Editor’s note: Updated at 11 a.m. PT with a statement from Flipper Devices and information about a prior similar project on GitHub.
The iPhone makes it easy to connect to Bluetooth devices, such as AirTags or AirPods. However, a hacker has discovered a way to hijack your iPhone and flood it with prompts to connect to devices, making it difficult to use the iPhone.
A security researcher called Techryptic (identified as “Anthony” by TechCrunch) wrote a blog post and made a video demonstration on how a Flipper Zero can be used to flood an iPhone with the connection notifications that you usually see with Bluetooth devices. As Techryptic puts it, an attacker can “effectively launch a DDOS [distributed denial-of-service] notification attack on any iOS device.” The barrage of notifications would make it practically impossible for anyone to use the iPhone.

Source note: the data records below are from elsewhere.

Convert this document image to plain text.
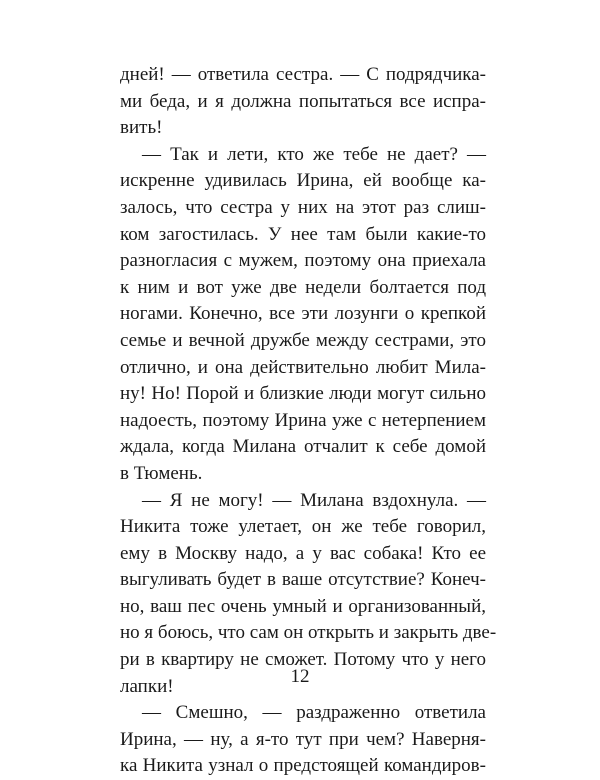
дней! — ответила сестра. — С подрядчика-
ми беда, и я должна попытаться все испра-
вить!
— Так и лети, кто же тебе не дает? —
искренне удивилась Ирина, ей вообще ка-
залось, что сестра у них на этот раз слиш-
ком загостилась. У нее там были какие-то
разногласия с мужем, поэтому она приехала
к ним и вот уже две недели болтается под
ногами. Конечно, все эти лозунги о крепкой
семье и вечной дружбе между сестрами, это
отлично, и она действительно любит Мила-
ну! Но! Порой и близкие люди могут сильно
надоесть, поэтому Ирина уже с нетерпением
ждала, когда Милана отчалит к себе домой
в Тюмень.
— Я не могу! — Милана вздохнула. —
Никита тоже улетает, он же тебе говорил,
ему в Москву надо, а у вас собака! Кто ее
выгуливать будет в ваше отсутствие? Конеч-
но, ваш пес очень умный и организованный,
но я боюсь, что сам он открыть и закрыть две-
ри в квартиру не сможет. Потому что у него
лапки!
— Смешно, — раздраженно ответила
Ирина, — ну, а я-то тут при чем? Наверня-
ка Никита узнал о предстоящей командиров-
12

According to the Flipper Zero website, a Flipper Zero is a $169 device used to, “explore any kind of access control system, RFID, radio protocols, and debug hardware using GPIO pins.” Techryptic used Flipper Zero to broadcast Bluetooth Advertisements that are used by Apple devices to allow users to make connections.

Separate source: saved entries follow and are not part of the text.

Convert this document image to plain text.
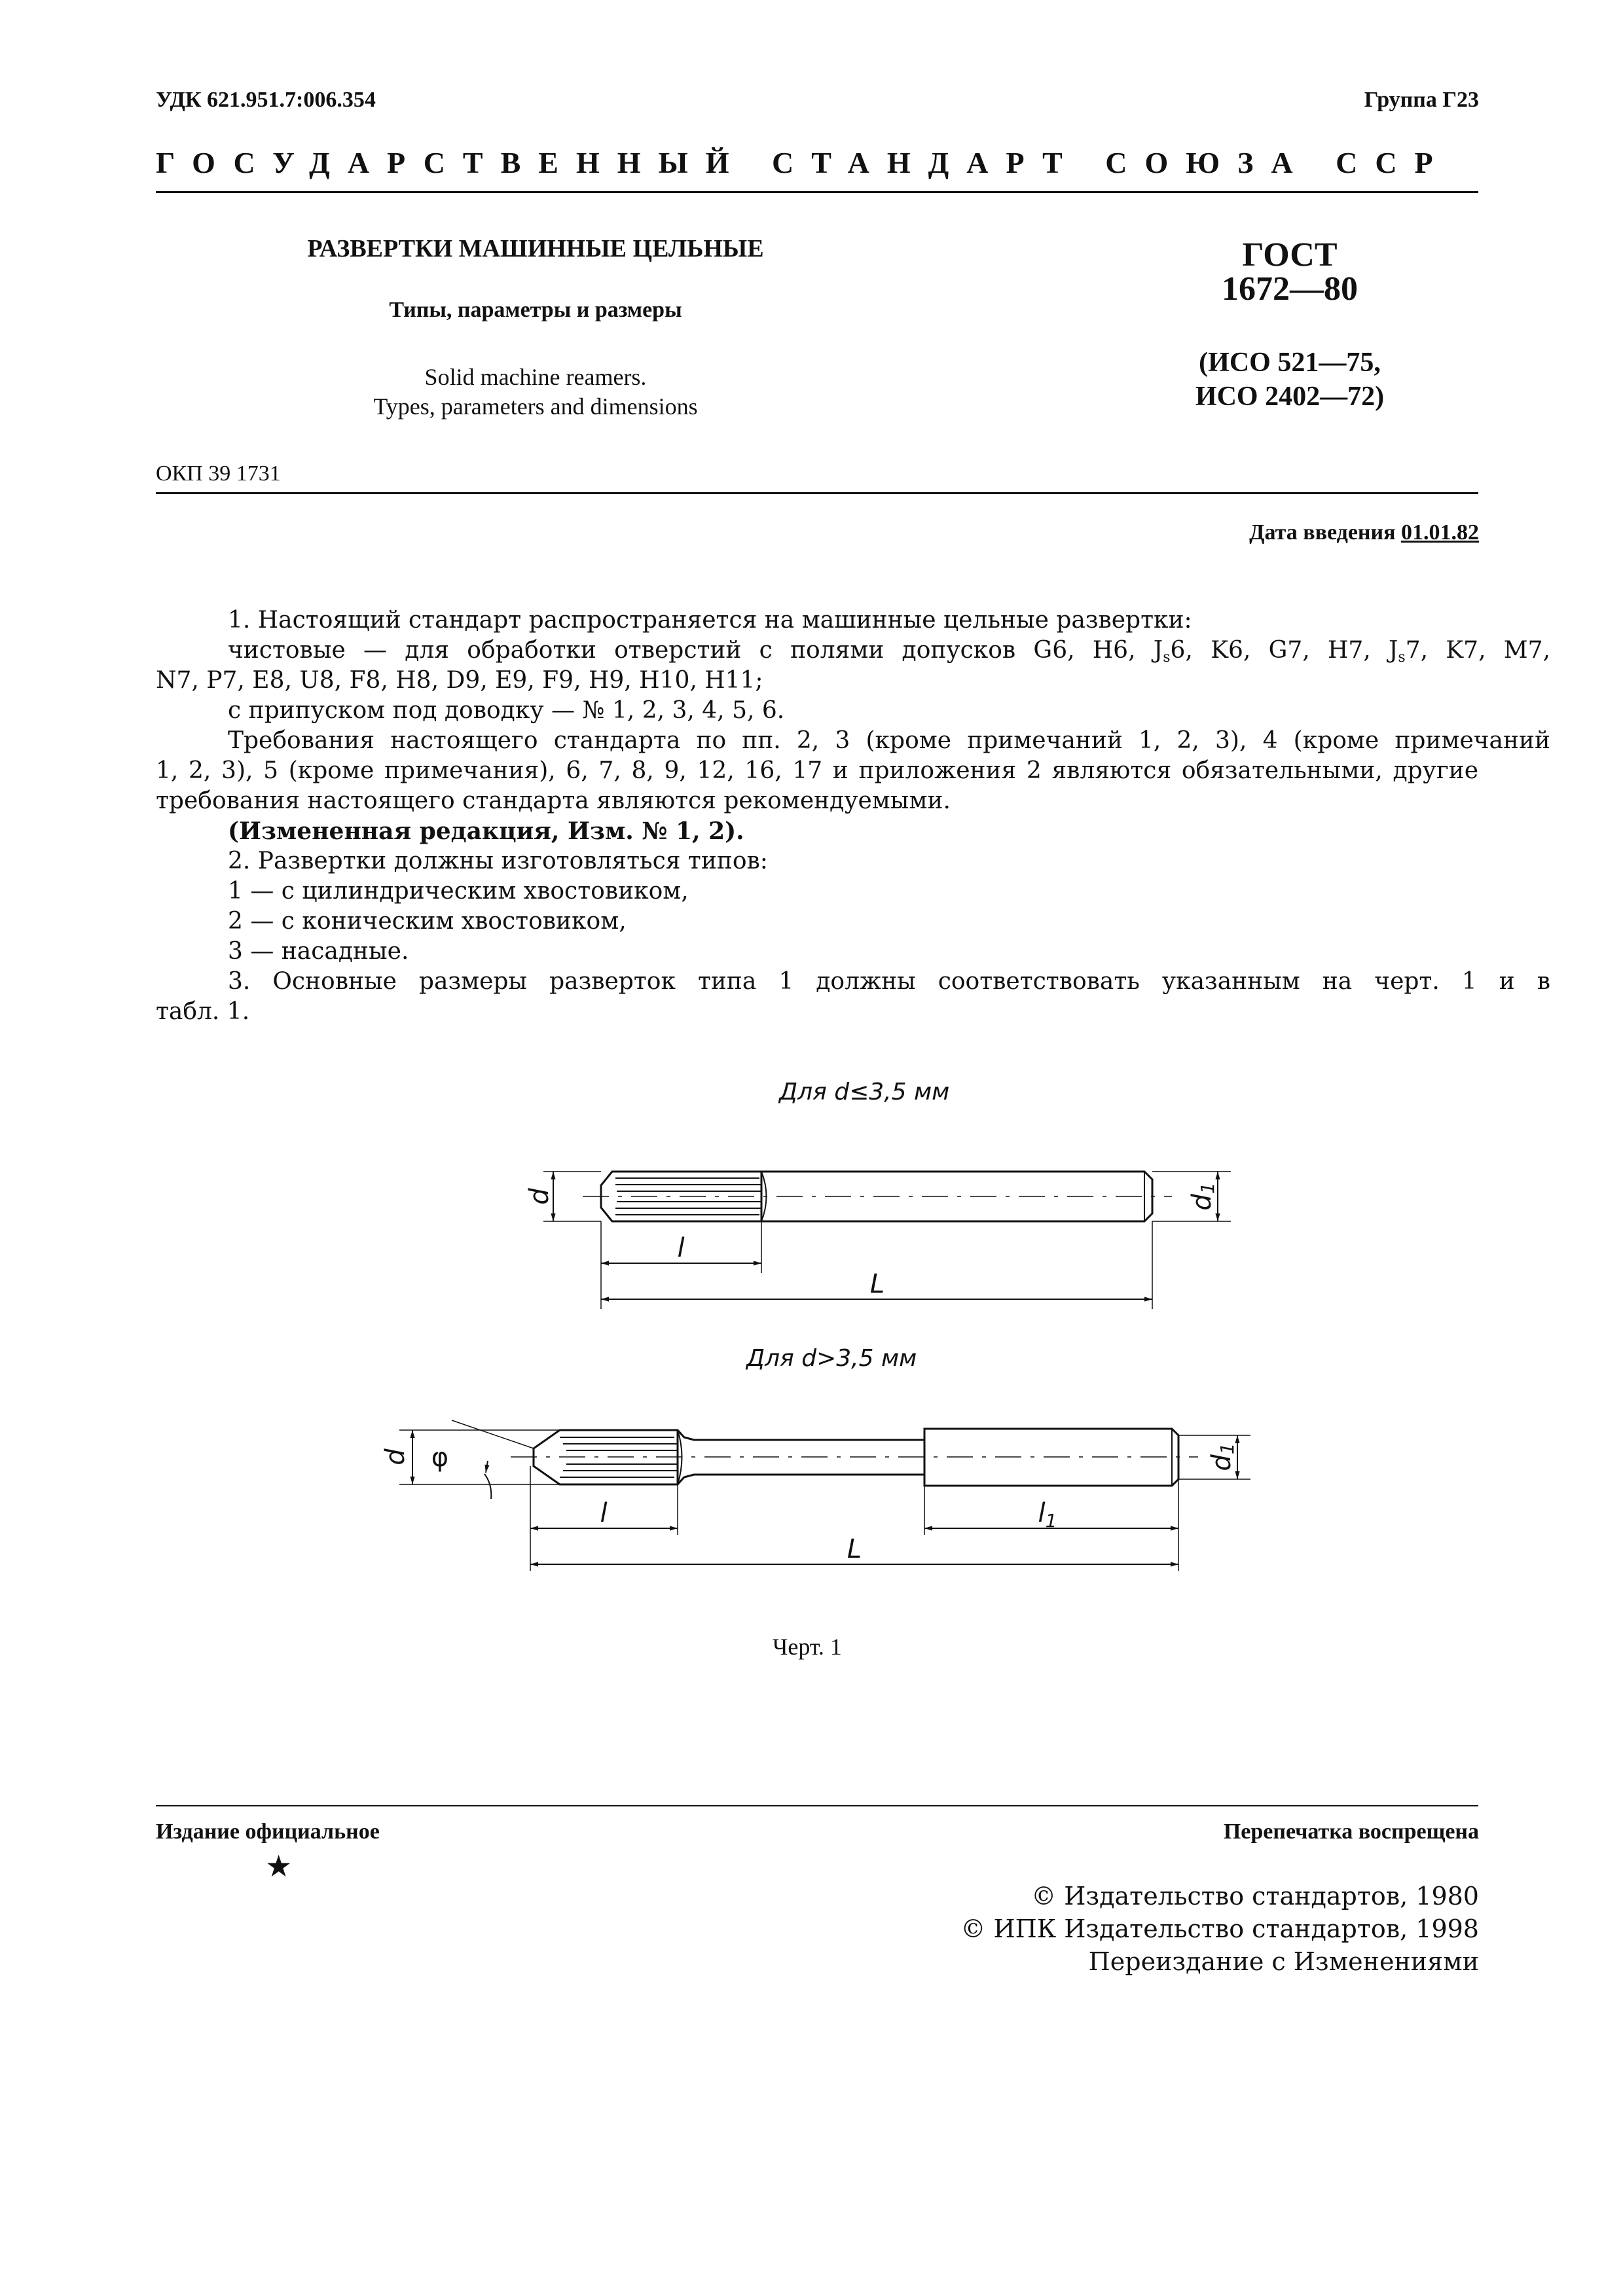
УДК 621.951.7:006.354	Группа Г23
ГОСУДАРСТВЕННЫЙ СТАНДАРТ СОЮЗА ССР
РАЗВЕРТКИ МАШИННЫЕ ЦЕЛЬНЫЕ
Типы, параметры и размеры
Solid machine reamers.
Types, parameters and dimensions
ГОСТ
1672—80
(ИСО 521—75,
ИСО 2402—72)
ОКП 39 1731
Дата введения 01.01.82
1. Настоящий стандарт распространяется на машинные цельные развертки:
чистовые — для обработки отверстий с полями допусков G6, H6, $J_s6$, K6, G7, H7, $J_s7$, K7, M7,
N7, P7, E8, U8, F8, H8, D9, E9, F9, H9, H10, H11;
с припуском под доводку — № 1, 2, 3, 4, 5, 6.
Требования настоящего стандарта по пп. 2, 3 (кроме примечаний 1, 2, 3), 4 (кроме примечаний
1, 2, 3), 5 (кроме примечания), 6, 7, 8, 9, 12, 16, 17 и приложения 2 являются обязательными, другие
требования настоящего стандарта являются рекомендуемыми.
(Измененная редакция, Изм. № 1, 2).
2. Развертки должны изготовляться типов:
1 — с цилиндрическим хвостовиком,
2 — с коническим хвостовиком,
3 — насадные.
3. Основные размеры разверток типа 1 должны соответствовать указанным на черт. 1 и в
табл. 1.
Для d≤3,5 мм
Для d>3,5 мм
d	$d_1$
l
L
d φ	$d_1$
l	$l_1$
L
Черт. 1
Издание официальное
★
Перепечатка воспрещена
© Издательство стандартов, 1980
© ИПК Издательство стандартов, 1998
Переиздание с Изменениями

Flipper Devices, the company behind the Flipper Zero, sent a statement to Macworld, saying that this functionality is not possible to do on the default Flipper Zero hardware. “We have taken necessary precautions to ensure the device can’t be used for nefarious purposes,” said a Flipper Devices representative. “Since the firmware is open source, individuals can adjust it and use the device in an unintended way, but we don’t promote this and condone the practice if the goal is to act maliciously.”

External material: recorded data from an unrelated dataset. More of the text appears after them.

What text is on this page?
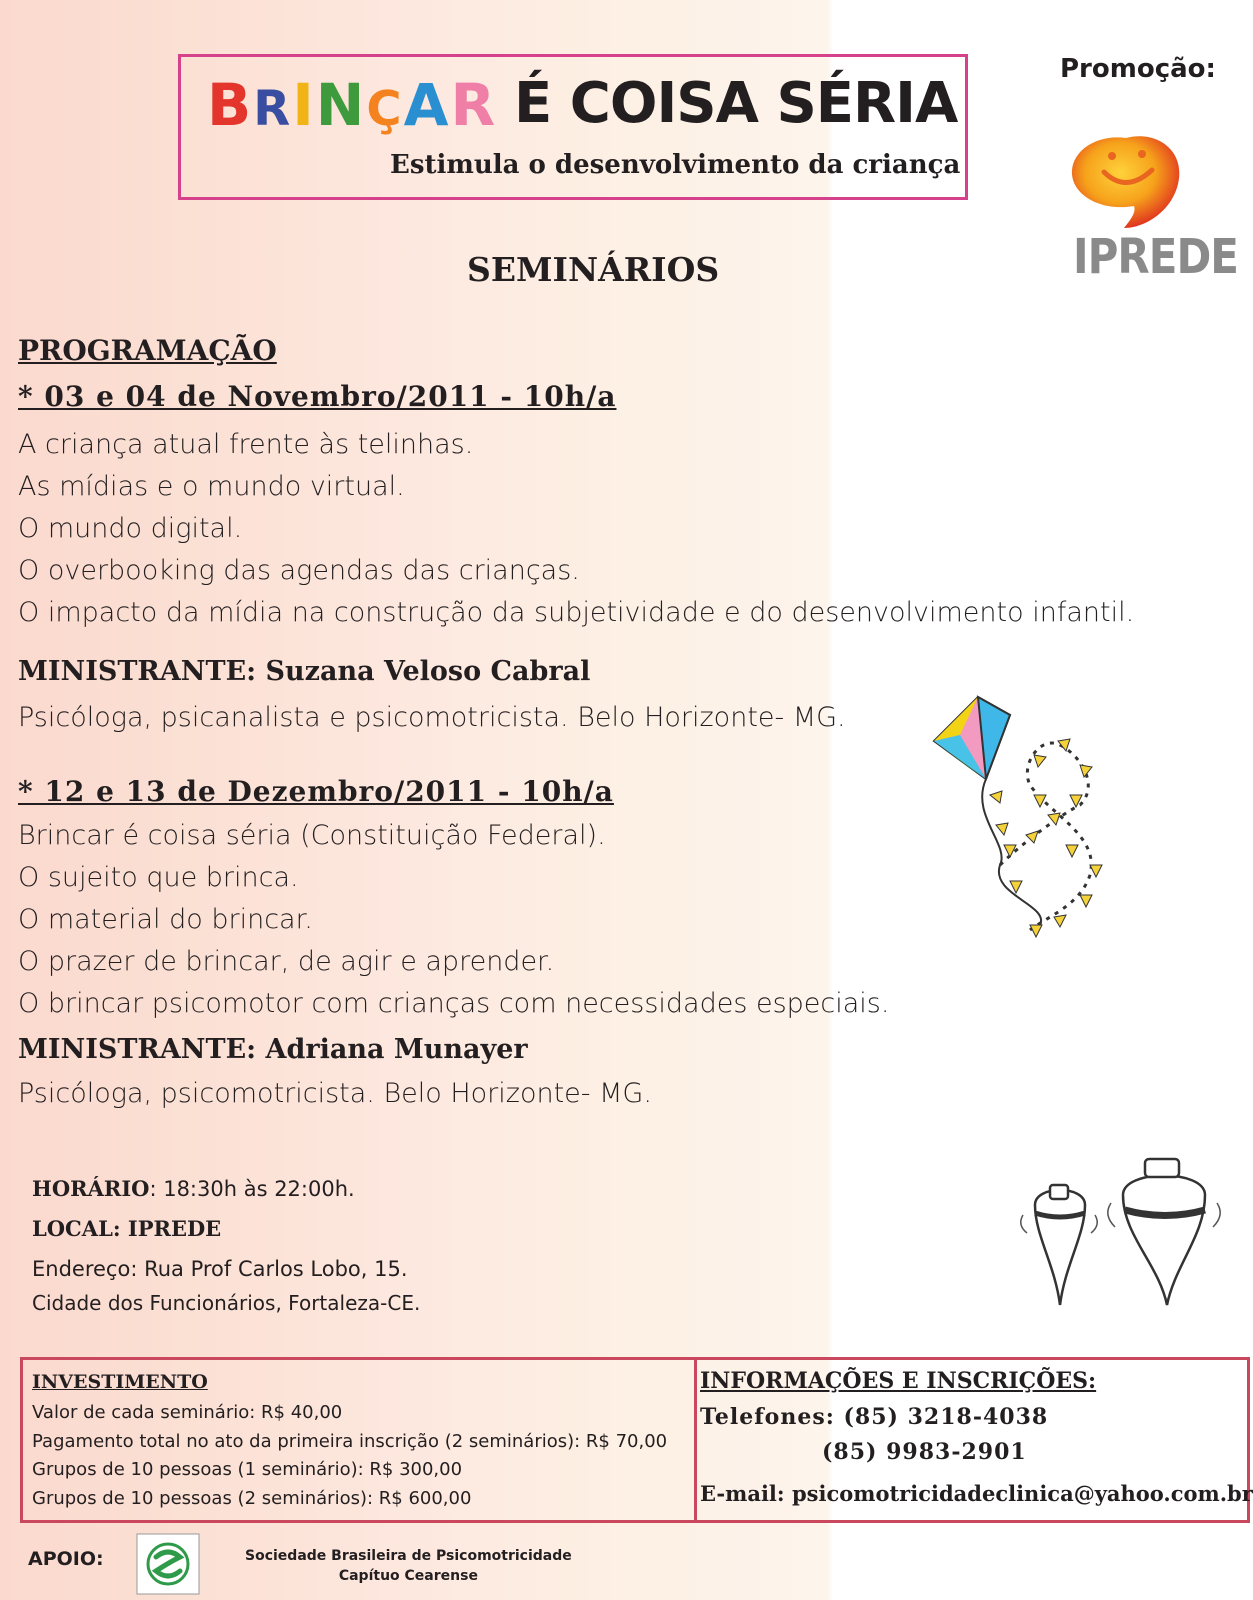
BRINÇAR É COISA SÉRIA
Estimula o desenvolvimento da criança
Promoção:
IPREDE
SEMINÁRIOS
PROGRAMAÇÃO
* 03 e 04 de Novembro/2011 - 10h/a
A criança atual frente às telinhas.
As mídias e o mundo virtual.
O mundo digital.
O overbooking das agendas das crianças.
O impacto da mídia na construção da subjetividade e do desenvolvimento infantil.
MINISTRANTE: Suzana Veloso Cabral
Psicóloga, psicanalista e psicomotricista. Belo Horizonte- MG.
* 12 e 13 de Dezembro/2011 - 10h/a
Brincar é coisa séria (Constituição Federal).
O sujeito que brinca.
O material do brincar.
O prazer de brincar, de agir e aprender.
O brincar psicomotor com crianças com necessidades especiais.
MINISTRANTE: Adriana Munayer
Psicóloga, psicomotricista. Belo Horizonte- MG.
HORÁRIO: 18:30h às 22:00h.
LOCAL: IPREDE
Endereço: Rua Prof Carlos Lobo, 15.
Cidade dos Funcionários, Fortaleza-CE.
INVESTIMENTO
Valor de cada seminário: R$ 40,00
Pagamento total no ato da primeira inscrição (2 seminários): R$ 70,00
Grupos de 10 pessoas (1 seminário): R$ 300,00
Grupos de 10 pessoas (2 seminários): R$ 600,00
INFORMAÇÕES E INSCRIÇÕES:
Telefones: (85) 3218-4038
(85) 9983-2901
E-mail: psicomotricidadeclinica@yahoo.com.br
APOIO:	Sociedade Brasileira de Psicomotricidade
Capítuo Cearense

Techryptic states that this attack can be used simply as a prank or for security research. Techryptic also noted that a future blog post will explain how it can be used maliciously. Techryptic’s blog post says the Flipper Zero has a limited range, so an attacker needs to be within close proximity of the target. But TechCrunch was told that a Flipper Zero could be outfitted with an “amplified board” to extend the range to “thousands of feet.”
Macworld received an email claiming that Techryptic’s work is based on a project called AppleJuice, which is posted to the GitHub account of ECTO-1A and includes “scripts [that] are an experimental PoC [proof of concept] that uses Bluetooth Low Energy (BLE) to send proximity pairing messages to Apple devices.” The AppleJuice project was created on GitHub on August 24 and was inspired by a demonstration of persistent iPhone Bluetooth pop-ups at Def Con last month.
How to protect yourself from fake Bluetooth notifications
Techryptic or the AppleJuice project do not state if Apple had been notified of the security hole. Considering the tone of the Techryptic post–it was titled, “Annoying Apple Fans”–Apple likely did not receive notice from Techryptic prior to the post. Typically, security researchers do not reveal their findings until Apple has released a fix.
TechCrunch reports that Apple can mitigate the attacks “by ensuring the Bluetooth devices connecting to an iPhone are legitimate and valid, and also reducing the distance at which iDevices can connect to other devices using Bluetooth.” With that in mind, the way Apple would implement a fix is through an iOS update, so it’s important to keep your iPhone up-to-date.
But until Apple issues a fix, it’s important to keep in mind that this attack is rare because the only practical way a user can protect themselves is to turn off Bluetooth, which isn’t ideal. If you get an unfamiliar notification to connect to a device, be cautious and take precautions–turn down the request if you can. Since this attack could inundate your iPhone with notifications, you may have to try leaving the area and shutting down your phone to stop the attack.